Not many spoilers follow so you can read the description, which explains the downside of being a peeping tom in Sakura Wars: So Long, My Love without worries.


In this role-playing game, set in a fantastical version of New York City (circa 1925), players fight to protect the city from attacks by evil spirits summoned from medieval Japan. The game revolves around the adventures of Shinjiro Taiga, a young military cadet from Japan, and his team of five female "mech" pilots. During the strategic mech battles, players fight opposing enemy robots and demons by using an assortment of blasters, laser whips/chains, and blades. Damage is indicated by mechs breaking apart, hit points floating on screen, and a cascade of shimmering lights—overtly fantastical violence. Stylized animated cutscenes may depict a character getting impaled (in red-and-black silhouette) or a mech getting destroyed by a swinging scythe. During the course of the game, players may hear some profanity (e.g., "sh*t," "bullsh*t," and "b*tch")—a factor for the Teen rating.


[The following provides more in-depth details, relevant factors and reasons for the rating assignment]
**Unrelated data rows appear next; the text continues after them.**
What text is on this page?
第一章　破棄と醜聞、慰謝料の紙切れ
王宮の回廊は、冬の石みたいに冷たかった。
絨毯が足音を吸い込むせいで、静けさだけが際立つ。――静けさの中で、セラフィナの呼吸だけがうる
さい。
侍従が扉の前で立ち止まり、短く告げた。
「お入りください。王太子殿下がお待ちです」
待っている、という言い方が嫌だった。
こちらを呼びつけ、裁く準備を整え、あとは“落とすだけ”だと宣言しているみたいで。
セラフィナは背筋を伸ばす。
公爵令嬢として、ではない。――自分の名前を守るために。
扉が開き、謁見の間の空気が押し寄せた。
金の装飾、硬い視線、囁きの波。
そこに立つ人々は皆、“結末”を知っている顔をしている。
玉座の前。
The game also receives a Teen rating for its sexual themes. Bizarre dialogue includes references to the female anatomy and beyond; for example, "You’ve got dynamite knockers," "Isn’t Sis way hotter?," "You got the prettiest butt around," and "I was just patrolling the museum, when the thing started shaking!" Some of these phrases are as random as they sound (uncommon idioms, jolting non sequiturs); other comments have a more direct/directed context: a woman asks players which body part they find most attractive; players move their cursor over the woman’s chest to trigger the response "Well your breasts, of course." Though all visual depictions are minimal (e.g., anime-style still images of fully clothed females), players do have the ability to zoom-in on body parts, snap photos, say things like "Can I touch ’em?," and peek-in on female characters about to remove their shirts. In this last mentioned instance, players face the consequences of their peeping, losing "trust points" with the female mech pilots, receiving a mild rebuke (e.g., "I’m trying to get dressed in here! Scram, would ya?!" and "Get your scrawny a*s outta here before I call the police!").